Safilo Group SpA shares plunged earlier this week on the back off LVMH’s news on a soon to be closed deal to get into Marcolin’s equity.
Market experts voice their concerns about that the eyewear maker could lose some business with LVMH, which is nearing a bid for a minority stake in the also Italian glasses-maker Marcolin SpA, according to people familiar with the matter quoted by Reuters.
On the opposite trend, LVMH Moet Hennessy Louis Vuitton edged 0.5 percent up, after reports that the company is close to buy around 10.0 percent stake in Marcolin.
The stake sale could value all of Marcolin, owned by buyout firm PAI Partners, at as much as 500 million euros, one of the sources said.
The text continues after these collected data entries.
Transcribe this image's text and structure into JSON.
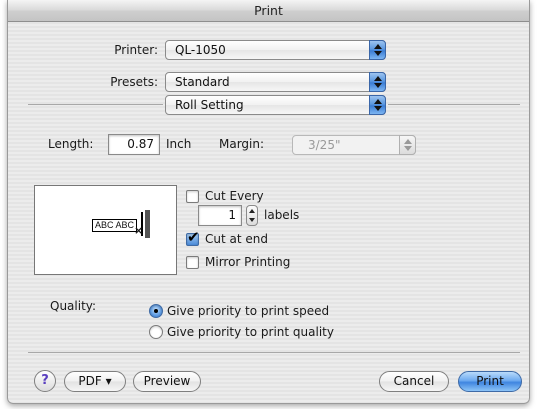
{
  "window": {
    "title": "Print"
  },
  "printer": {
    "label": "Printer:",
    "value": "QL-1050"
  },
  "presets": {
    "label": "Presets:",
    "value": "Standard"
  },
  "section": {
    "value": "Roll Setting"
  },
  "length": {
    "label": "Length:",
    "value": "0.87",
    "unit": "Inch"
  },
  "margin": {
    "label": "Margin:",
    "value": "3/25\""
  },
  "preview": {
    "sample_text": "ABC ABC",
    "cut_mark": "×"
  },
  "cut_every": {
    "label": "Cut Every",
    "checked": false,
    "count": "1",
    "unit": "labels"
  },
  "cut_at_end": {
    "label": "Cut at end",
    "checked": true
  },
  "mirror_printing": {
    "label": "Mirror Printing",
    "checked": false
  },
  "quality": {
    "label": "Quality:",
    "options": [
      {
        "label": "Give priority to print speed",
        "selected": true
      },
      {
        "label": "Give priority to print quality",
        "selected": false
      }
    ]
  },
  "buttons": {
    "help": "?",
    "pdf": "PDF ▾",
    "preview": "Preview",
    "cancel": "Cancel",
    "print": "Print"
  },
  "colors": {
    "accent": "#3f85e0",
    "check": "#4a8ad8"
  }
}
The deal is expected to be announced this month, though no final decisions have been made.
If sealed, the deal will give the world’s largest luxury goods group more control over the production process at the company, which currently manufactures its Emilio Pucci line of glasses, and may ultimately make Marcolin a production hub for its other brands, including Celine, the sources familiar with the negotiations said. It’s worth recalling that Celine has an agreement to manufacture its glasses with Safilo, which is due to terminate at the end of this year.
On the wake of the news, shares of Safilo, which also has other license agreements with LVMH, fell 15 percent to 6.75 euros in Milan after earlier dropping as much as 21 percent, the biggest decline since 2014, reported ‘Forbes’.